Apesar de não estar tentando ser engraçada, Minjeong se pegou rindo de nervoso. Jimin não achou graça. Passou por ela, deu a volta na mesa e abriu uma das gavetas laterais.

Minjeong deveria ter aproveitado a oportunidade para fugir da biblioteca, mas ficou curiosa para ver o que ela estava fazendo. Até perceber que ela estava pegando uma adaga.

Era uma arma antiga e nada pequena, com cabo de prata.

– Para que é isso? – Ela começou a recuar para longe dela.

– Vou desafiar sua opinião em relação ao sobrenatural. Recomendo que fique. Vai querer ver o que vai acontecer.

A musicista continuou a se mover na direção da porta, mas sem tirar os olhos dela.

– Minjeong – chamou ela.

Minjeong estava prestes a tocar a maçaneta da porta quando a viu pousar a mão esquerda sobre a mesa. Sem deixar de encará-la, ela ergueu a adaga e a cravou nas costas da mão.

Minjeong deu um grito.

– Ai, meu Deus! O que você está fazendo?

Sem pensar na própria segurança, correu para a frente.

Viu o sangue escorrer do ferimento na mão dela.

A expressão de Jimin era impassível.
Ela não havia gritado. Nem sequer esboçara reação.

Com um puxão forte, retirou a adaga. O barulho foi nauseante.

– Por que fez isso? Você vai sangrar até morrer! – Minjeong avançou na direção dela, mas ela a afastou.

Com um lenço, limpou o sangue do meio de sua mão e a ergueu na frente dela, com a palma virada na sua direção. A adaga devia ter estilhaçado os ossos ou talvez não tivesse atingido osso algum. Ela não conseguiu ter certeza.

– Puta merda.

Jimin deu a volta até seu lado da mesa e ficou em pé na sua frente.

– Observe com atenção – falou, em tom de ameaça.

Instantes depois, a ferida começou a fechar. Minjeong ficou olhando enquanto um filme leitoso se formava sobre o buraco. Tendões e pele pareceram se reconstituir por cima desse filme bem diante dos seus olhos.

Ela moveu a mão para expor tanto as costas quanto a frente.
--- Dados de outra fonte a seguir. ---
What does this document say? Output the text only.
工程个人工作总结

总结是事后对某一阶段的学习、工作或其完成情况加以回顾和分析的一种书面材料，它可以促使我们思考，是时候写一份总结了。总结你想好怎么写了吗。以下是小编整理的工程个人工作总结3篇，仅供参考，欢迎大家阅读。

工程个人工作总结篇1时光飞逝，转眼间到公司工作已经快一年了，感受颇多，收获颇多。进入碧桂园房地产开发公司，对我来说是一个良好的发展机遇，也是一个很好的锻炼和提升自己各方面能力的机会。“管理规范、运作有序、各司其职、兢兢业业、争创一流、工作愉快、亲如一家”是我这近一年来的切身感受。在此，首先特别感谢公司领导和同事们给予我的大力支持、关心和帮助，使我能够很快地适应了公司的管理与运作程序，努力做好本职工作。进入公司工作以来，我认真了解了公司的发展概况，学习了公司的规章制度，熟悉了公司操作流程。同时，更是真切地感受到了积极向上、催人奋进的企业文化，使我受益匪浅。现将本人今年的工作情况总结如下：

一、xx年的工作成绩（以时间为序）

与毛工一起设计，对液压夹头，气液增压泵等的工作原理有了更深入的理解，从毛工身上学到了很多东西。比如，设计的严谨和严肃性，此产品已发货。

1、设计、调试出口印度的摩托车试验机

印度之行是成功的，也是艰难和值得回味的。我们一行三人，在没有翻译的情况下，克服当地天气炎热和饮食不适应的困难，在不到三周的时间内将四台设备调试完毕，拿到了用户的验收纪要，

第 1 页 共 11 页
A ferida tinha sumido. Pensando que fosse uma ilusão, Minjeong segurou a mão dela e a examinou com atenção.

Correu o dedo pela palma. A textura era de pele, e não de uma prótese. Nem sequer conseguiu ver uma cicatriz. A mesa exibia uma grande e funda incisão. Ela ergueu o rosto.

– Como você fez isso?

– Posso repetir a experiência, se você quiser. Poderia repetir mil vezes, mas o desfecho será sempre o mesmo. Não sou humana; sou uma vampira.

Minjeong soltou a mão dela e tentou correr para a saída. Ela a impediu.
Em seguida, ergueu as mãos com as palmas viradas na sua direção.

– Minjeong.

– Não chegue perto de mim! – Ela disse recuando alguns passos.

– Tenho certeza de que a revelação é um choque, considerando as ideias pré-concebidas que você tinha. – Jimin se aproximou. Movimentou-se sem pressa, de modo quase relaxada. – Mas se você tentar se acalmar, eu lhe conto mais.

A aproximação dela fez Minjeong se encolher. Depois de alguns minutos, porém, a curiosidade foi mais forte.

– Aquele homem pretendia me matar. É isso que vocês fazem?

– Não. Alguns tolos se deixam levar pelos instintos. Os civilizados dentre nós se alimentam de humanos, mas tentam não matá-los. Os humanos são uma fonte renovável, embora não seja a principal.

Jimin fez um gesto em direção à cadeira em frente a mesa.

– Você deveria se sentar.

Minjeong balançou a cabeça.

– O que você me deu?

A Princesa respirou fundo.

– Para salvar sua vida, eu lhe dei sangue de vampiro.

– Você fez o quê? – guinchou ela.

Jimin ergueu as mãos como se quisesse acalmá-la.

– Esse sangue tem determinadas propriedades capazes de manter vivo um ser humano.

– É impossível. – Ela murmurou para si mesma. – Devo estar tendo um pesadelo.

Antes de ela perceber o que estava acontecendo, Jimin já estava a sua frente.

– Minjeong – falou com uma voz firme, erguendo uma mão para tocar seu rosto. Quando seus olhares se cruzaram, ela prosseguiu em voz baixa. – Eu já disse que não vou machucá-la. Juro.

Sua voz e a expressão em seu rosto pareciam sinceras. Minjeong respirou fundo e torceu para que ela não estivesse mentindo deliberadamente.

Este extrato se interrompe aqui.